ROZDZIAŁ 19

9.3K 211 131
                                        

na koniec będzie krótka narracja trzecioosobowa po to, by pokazać wam wydarzenie, przy którym nie będzie głównych bohaterów ;)

niesprawdzony, przepraszam

Damon

Gdy tylko wszystko wróciło do normalności — cicha muzyka zaczęła lecieć z głośników, ludzie ze sobą rozmawiali, odrywając wzrok od podwyższenia – od razu wiedziałem, że Gavin zmierzał w moją stronę. Jego twarz była napięta, Amber Mamou podążała za nim z miną wyrażającą dezaprobatę.

— Wydawało mi się, że omówił pan z moim ojcem kwestię przychodzenia bez gości towarzyszących. — Usłyszałem niezadowolony głos kobiety, kiedy wpatrywała się w Gavina z krzywym uśmiechem. — Próbuje pan ośmieszyć naszą rodzinę? Możemy jednym papierkiem pozbyć się tej firmy, zdajesz sobie z tego sprawę? — Porzuciła nazywanie go per pan. — Jesteśmy szanującą się rodziną, burmistrz nie będzie zadowolony z tego, co odwalił twój synalek.

Kiedy przy nas stanęli, zbliżyłem się nieznacznie do Love. Staliśmy przy windzie, która już dawno zjechała w dół, zapewne zmierzając po kolejnych gości. Gavin wbił we mnie spojrzenie tak rozwścieczone, że aż byłem zaskoczony. Nigdy nie widziałem go aż t a k złego.

Staruszek spojrzał na pannę Mamou z krzywym uśmiechem.

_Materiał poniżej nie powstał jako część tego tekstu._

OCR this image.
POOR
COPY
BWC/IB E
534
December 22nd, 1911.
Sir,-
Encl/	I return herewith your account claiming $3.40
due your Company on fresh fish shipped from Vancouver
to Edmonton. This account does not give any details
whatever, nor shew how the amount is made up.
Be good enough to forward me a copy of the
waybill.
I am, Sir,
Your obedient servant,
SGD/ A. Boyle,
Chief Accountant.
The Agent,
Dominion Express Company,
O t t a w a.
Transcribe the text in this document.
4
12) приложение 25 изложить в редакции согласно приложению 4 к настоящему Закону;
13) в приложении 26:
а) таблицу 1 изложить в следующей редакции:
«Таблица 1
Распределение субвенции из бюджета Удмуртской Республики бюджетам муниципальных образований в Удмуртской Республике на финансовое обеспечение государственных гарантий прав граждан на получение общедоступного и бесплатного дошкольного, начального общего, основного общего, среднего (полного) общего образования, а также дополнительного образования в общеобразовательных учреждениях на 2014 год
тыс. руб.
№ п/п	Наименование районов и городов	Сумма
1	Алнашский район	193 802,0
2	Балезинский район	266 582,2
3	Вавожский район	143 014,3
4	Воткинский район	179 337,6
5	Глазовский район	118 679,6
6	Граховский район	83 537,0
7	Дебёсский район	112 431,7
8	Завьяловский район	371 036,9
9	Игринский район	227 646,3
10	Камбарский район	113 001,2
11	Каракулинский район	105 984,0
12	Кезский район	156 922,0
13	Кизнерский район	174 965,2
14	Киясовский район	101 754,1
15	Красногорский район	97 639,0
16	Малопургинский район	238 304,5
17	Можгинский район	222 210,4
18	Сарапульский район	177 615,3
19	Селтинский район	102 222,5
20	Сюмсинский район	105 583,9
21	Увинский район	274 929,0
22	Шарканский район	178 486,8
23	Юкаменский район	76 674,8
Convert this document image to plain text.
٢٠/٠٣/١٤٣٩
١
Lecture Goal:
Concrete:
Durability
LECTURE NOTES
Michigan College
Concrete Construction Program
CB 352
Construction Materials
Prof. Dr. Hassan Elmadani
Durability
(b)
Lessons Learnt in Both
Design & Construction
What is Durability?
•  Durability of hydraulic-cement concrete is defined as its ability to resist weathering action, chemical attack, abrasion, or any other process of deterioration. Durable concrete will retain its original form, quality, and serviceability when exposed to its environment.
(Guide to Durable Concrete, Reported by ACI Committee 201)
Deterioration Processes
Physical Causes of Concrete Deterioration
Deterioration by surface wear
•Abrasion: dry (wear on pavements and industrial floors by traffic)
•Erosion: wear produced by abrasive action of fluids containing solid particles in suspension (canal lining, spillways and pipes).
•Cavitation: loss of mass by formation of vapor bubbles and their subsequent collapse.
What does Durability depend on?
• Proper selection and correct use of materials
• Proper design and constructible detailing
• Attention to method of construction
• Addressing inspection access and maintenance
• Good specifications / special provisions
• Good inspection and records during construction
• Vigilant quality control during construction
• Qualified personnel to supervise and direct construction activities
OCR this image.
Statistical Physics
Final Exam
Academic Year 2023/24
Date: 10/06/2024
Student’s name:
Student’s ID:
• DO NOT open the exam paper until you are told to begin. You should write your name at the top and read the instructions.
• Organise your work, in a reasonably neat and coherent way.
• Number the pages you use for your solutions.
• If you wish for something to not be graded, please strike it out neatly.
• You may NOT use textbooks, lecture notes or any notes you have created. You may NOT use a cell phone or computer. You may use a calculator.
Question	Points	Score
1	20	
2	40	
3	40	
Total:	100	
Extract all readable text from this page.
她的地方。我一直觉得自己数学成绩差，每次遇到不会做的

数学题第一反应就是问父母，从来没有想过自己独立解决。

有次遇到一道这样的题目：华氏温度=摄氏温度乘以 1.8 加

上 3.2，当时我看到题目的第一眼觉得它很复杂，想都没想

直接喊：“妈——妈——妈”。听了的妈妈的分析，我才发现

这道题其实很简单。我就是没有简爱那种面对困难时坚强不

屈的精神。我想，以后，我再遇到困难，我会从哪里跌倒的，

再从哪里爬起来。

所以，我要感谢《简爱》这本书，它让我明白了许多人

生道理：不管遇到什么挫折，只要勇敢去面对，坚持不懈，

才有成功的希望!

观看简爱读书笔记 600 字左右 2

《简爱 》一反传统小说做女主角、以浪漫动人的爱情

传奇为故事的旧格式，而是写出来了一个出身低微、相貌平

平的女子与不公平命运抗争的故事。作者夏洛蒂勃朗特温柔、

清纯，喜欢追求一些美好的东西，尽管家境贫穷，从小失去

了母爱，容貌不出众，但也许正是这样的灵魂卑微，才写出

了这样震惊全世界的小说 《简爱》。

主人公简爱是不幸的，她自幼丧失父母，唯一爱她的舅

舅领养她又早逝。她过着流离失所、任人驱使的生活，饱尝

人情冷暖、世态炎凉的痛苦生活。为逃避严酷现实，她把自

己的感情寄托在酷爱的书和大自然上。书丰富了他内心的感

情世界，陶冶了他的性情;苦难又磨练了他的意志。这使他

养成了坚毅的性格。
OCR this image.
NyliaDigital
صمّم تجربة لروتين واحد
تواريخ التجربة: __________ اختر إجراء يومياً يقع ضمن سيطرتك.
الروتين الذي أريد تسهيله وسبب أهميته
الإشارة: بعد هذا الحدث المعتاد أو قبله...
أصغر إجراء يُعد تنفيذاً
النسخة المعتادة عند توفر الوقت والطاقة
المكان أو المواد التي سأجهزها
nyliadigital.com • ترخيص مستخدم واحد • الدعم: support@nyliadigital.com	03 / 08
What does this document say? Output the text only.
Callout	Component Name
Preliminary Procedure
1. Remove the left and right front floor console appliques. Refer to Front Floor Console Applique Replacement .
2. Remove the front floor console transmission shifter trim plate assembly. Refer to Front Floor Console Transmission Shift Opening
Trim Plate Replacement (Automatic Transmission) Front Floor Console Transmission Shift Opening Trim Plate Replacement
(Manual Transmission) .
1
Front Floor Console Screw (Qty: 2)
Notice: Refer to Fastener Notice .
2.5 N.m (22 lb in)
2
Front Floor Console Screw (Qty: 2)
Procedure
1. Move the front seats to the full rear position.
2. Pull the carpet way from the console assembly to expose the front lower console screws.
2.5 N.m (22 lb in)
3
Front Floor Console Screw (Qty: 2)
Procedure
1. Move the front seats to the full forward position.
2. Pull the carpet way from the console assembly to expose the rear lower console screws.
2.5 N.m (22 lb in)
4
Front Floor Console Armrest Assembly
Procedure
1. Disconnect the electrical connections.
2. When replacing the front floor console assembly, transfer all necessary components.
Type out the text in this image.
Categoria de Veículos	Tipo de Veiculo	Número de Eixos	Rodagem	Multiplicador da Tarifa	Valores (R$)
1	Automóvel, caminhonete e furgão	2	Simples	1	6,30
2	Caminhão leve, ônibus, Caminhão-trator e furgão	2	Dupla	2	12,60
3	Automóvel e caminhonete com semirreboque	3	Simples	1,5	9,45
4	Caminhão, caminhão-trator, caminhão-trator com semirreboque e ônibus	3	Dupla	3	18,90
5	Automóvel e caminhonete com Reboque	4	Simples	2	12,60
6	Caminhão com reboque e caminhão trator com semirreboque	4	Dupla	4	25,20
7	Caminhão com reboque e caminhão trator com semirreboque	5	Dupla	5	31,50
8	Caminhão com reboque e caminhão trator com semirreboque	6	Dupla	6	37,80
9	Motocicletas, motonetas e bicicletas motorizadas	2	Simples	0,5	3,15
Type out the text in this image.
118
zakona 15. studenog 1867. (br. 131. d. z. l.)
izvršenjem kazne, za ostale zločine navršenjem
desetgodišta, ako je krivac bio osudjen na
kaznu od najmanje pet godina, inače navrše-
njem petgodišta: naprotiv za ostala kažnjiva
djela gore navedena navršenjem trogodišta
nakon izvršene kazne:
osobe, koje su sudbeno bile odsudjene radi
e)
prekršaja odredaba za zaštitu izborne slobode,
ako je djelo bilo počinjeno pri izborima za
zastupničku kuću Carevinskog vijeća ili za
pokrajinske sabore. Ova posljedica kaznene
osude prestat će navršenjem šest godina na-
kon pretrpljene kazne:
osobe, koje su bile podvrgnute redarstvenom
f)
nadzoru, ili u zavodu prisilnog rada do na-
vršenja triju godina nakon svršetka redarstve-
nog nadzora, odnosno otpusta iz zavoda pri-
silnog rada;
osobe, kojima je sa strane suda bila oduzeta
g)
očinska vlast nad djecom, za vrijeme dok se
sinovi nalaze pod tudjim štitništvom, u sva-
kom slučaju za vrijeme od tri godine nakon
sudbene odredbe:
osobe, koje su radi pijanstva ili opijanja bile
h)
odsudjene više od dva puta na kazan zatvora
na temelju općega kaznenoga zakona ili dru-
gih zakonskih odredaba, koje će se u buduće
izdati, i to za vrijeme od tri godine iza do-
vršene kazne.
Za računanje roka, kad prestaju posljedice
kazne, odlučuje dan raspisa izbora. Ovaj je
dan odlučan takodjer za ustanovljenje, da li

Wskazał tłum tłoczących się gości, mówiąc:

— Zajmie się panienka sama sobą? — Zgryźliwość w jego głosie rozwścieczyła Amber jeszcze bardziej. — Muszę omówić z synalkiem — podkreślił, udając jej głos — ową sytuacją.

Twarz panny Mamou zrobiła się czerwona, kiedy zacisnęła ze złością wargi. Odwróciwszy się na pięcie, machnęła włosami i odeszła od nas prędkim krokiem. Zniknęła gdzieś w tłumie niemal kilka sekund później.

— Żartujesz sobie ze mnie w tym momencie? — Szybki oddech Gavina owiał moją twarz, kiedy pochylił się w moją stronę, zrównując nasze oczy. — Mówiłem ci jasno i klarownie, że masz przyjść sam? Czyżbyś znowu postradał zmysły i nie rozumiał najprostszych ustaleń? Niszczysz nasz plan. Nawet świnia wiedziałaby, jak się w takiej sytuacji zachować.

— To czemu pan nie wie? — zasugerowała Love, wychylając się przede mnie. — Skoro świnia wiedziałaby, jak się zachować, to co pan tutaj robi? Proszę się zachowywać.

Moje wargi zadrżały, kiedy dziewczyna próbowała mnie bronić. Czyż ona nie była urocza? Doprawdy bardzo. Miałem ochotę uściskać ją z całych sił, ale zauważyłem, jak spojrzenie Gavina skupiło się na niej. Jak zmierzył ją wzrokiem. Niczym przeciwnika, którego pragnie zniszczyć.

— Kobiety nie powinny wtrącać się w męskie rozmowy i szanować większych od siebie. — Zmrużył oczy, zaciskając pięści. — Cipki nie powinny mieć głosu.

Automatycznie wykonałem krok w przód, chcąc bronić Love, ale ona znów wystąpiła naprzód. Pewność siebie, która od niej biła, sprawiła, że zamilkłem z zaciekawienia rozwijającymi się wydarzeniami.

— Wysnuł pan dwa poprawne stwierdzenia, ale do żadnego się nie stosuje. Najpierw z tą świnią, a teraz z cipą. Sam pan nią jest, zachowując się w ten sposób. — Zmierzyła go wzrokiem. — Dialog polega na rozmowie dwóch osób, a on — wskazała na mnie ręką — nie uczestniczył w planowaniu tego wydarzenia. Nie pozwolił pan mu na wypowiedzenie własnego zdania, a Damon jest jednostką myślącą, w przeciwieństwie do pana, jak widzę.

Wypuściłem powietrze, słysząc jej słowa. Mój umysł nie potrafił pojąć tego, jak wiele odwagi miała w sobie ta dziewczyna. Nawet nie wiedziałem, czy ja byłbym w stanie tak się do niego odezwać, a co dopiero ta mała kobietka, ledwie sięgająca mu do brody?